また、落ち着きがあって上品さも兼ね備えているので「着物を着ることで発する言葉に厚みが出た」とおっしゃる方もいました。
将来的には、気軽に日常着として着物を着てもらいたい。僕たちが目指すのはそんな世界です。
……でも、いますぐには難しいと思っています。
なのでその一つ手前として、パーティー衣装やスーツの代わり、おしゃれをしたい特別な日などに、着物を選んでいただけたら嬉しいですね。

誠也:お客様の変化といえば、着物を通してご自身の新たな一面に気づかれることも非常に多いです。「着物文化がある日本に生まれて良かった」という感情が湧き上がるのだと思います。
アイデンティティが呼び覚まされるというか。その瞬間に立ち会えたとき、僕はこの仕事にやりがいを感じます。
ちょっと話は変わりますが「服用」という言葉の語源をご存じですか?
諸説ありますが、薬にも劣らない変化を、服は心と体に与えるものと見なされたことが始まりだそうです。服には自分の感情や想いを込められる。だからこそ、こだわって大切にしたいですね。

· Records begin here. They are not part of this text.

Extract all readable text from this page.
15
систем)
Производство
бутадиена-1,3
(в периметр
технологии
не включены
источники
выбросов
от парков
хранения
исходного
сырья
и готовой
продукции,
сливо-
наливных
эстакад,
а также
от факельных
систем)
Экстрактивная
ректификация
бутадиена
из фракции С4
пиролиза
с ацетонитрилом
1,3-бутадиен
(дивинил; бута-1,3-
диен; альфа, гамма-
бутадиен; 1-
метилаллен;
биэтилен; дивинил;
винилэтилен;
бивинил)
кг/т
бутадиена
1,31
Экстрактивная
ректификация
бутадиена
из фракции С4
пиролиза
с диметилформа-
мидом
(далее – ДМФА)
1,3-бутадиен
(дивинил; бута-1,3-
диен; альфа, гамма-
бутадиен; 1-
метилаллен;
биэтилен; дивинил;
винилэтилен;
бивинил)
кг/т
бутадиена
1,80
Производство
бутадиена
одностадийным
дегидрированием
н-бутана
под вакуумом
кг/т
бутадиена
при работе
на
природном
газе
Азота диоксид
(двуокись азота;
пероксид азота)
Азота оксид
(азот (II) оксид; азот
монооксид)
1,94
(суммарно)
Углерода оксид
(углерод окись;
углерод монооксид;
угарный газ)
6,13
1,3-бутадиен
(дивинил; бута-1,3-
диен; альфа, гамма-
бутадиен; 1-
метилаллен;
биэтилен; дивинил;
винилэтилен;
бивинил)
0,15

遊びを生む兄、仕組み化する弟。巧流-call-のこれから
──ご兄弟での共同経営ですが、役割分担はございますか?
巧大:僕は楽しいことをやりたい人。まず自分が楽しくないと周りも楽しくならないし、楽しめないと「世界」にいい影響も与えられないと思うんです。
もちろん仕事としてやっていくには、経済が回る仕組みが必要。そこは弟が「やりたいことをやれる仕組み」を作ってくれています。
誠也:兄の役割を一言で表すと「遊ぶこと」です。そして、兄が思いついた新しい遊びやアイデアを、僕がビジネスとして仕組みに落とし込みます。
僕は美容師をやっていたので、先輩の技術をみて自分の中に取り込み、習得しました。
物事の本質を捉えてかたちにするトレーニングをしていたことを考えると「巧流-call-」を立ち上げる前から、体系化して考えをまとめることは得意だったかもしれませんね。
──今後「巧流-call-」ではどんな“遊び”を予定されていますか? 今後の展望についてお聞きしたいです。
誠也:直近の目標は「和裁学院」を設立することです。そのためには、和裁士になりたい人を増やさないといけません。着物を着る人が増えて、和裁士の仕事が増える。これが一番にやることだと考えています。
そのため「和裁学院」を設立する前に、今後の活動のベースとなる「着物を着るのが当たり前の文化」を作ることに力を入れていきます。
文化とは日常で意識するものではなく、気づいたらそこにあるのもの。
その文化を作るには「こんなところで着物を着れたらいいな」という気持ちになってもらえる、非日常的でワクワクする和の空間の設計が重要だと思います。
そこで一つの手段として、近々barのオープンを予定しています。

長期的な展望としては、お客様の “すべてのニーズ” に合わせたブランド作りを考えています。着物は高価なイメージがあると思いますが、所得に関係なく、着物を着たいと言ってくださる方に僕たちは着物を届けたいんです。
リサイクルショップで売っている着物を使って、自分で仕立てられるようにする教室を開くなど、やれることはどんどんやっていきます。
お客様のニーズにお応えできるよう、一つの事業に捉われない広い視野で展開していきたいですね。
──最後の質問です。100年後「着物を着ることが当たり前の文化」になったとしたら、人々の生活はどのように変化していると思いますか。
誠也:「100年後のことはわからない」というのが僕の意見です。100年前の人がiPhoneを想像できなかったのと同じように、僕も100年後を想像できない。でも、誰かが何かを目指して作られた世界の先に100年後があると思っていて。
だから未来のことはわからないけれど、やりたいことを「どうやって実現させるのか?」はこれからも考えていきたいですね。
僕たちが大事にしていきたい「職人の想い」や「対面で人とつながりあう価値」を伝えられる場所が、100年後も存在することを願って頑張っていきたいです。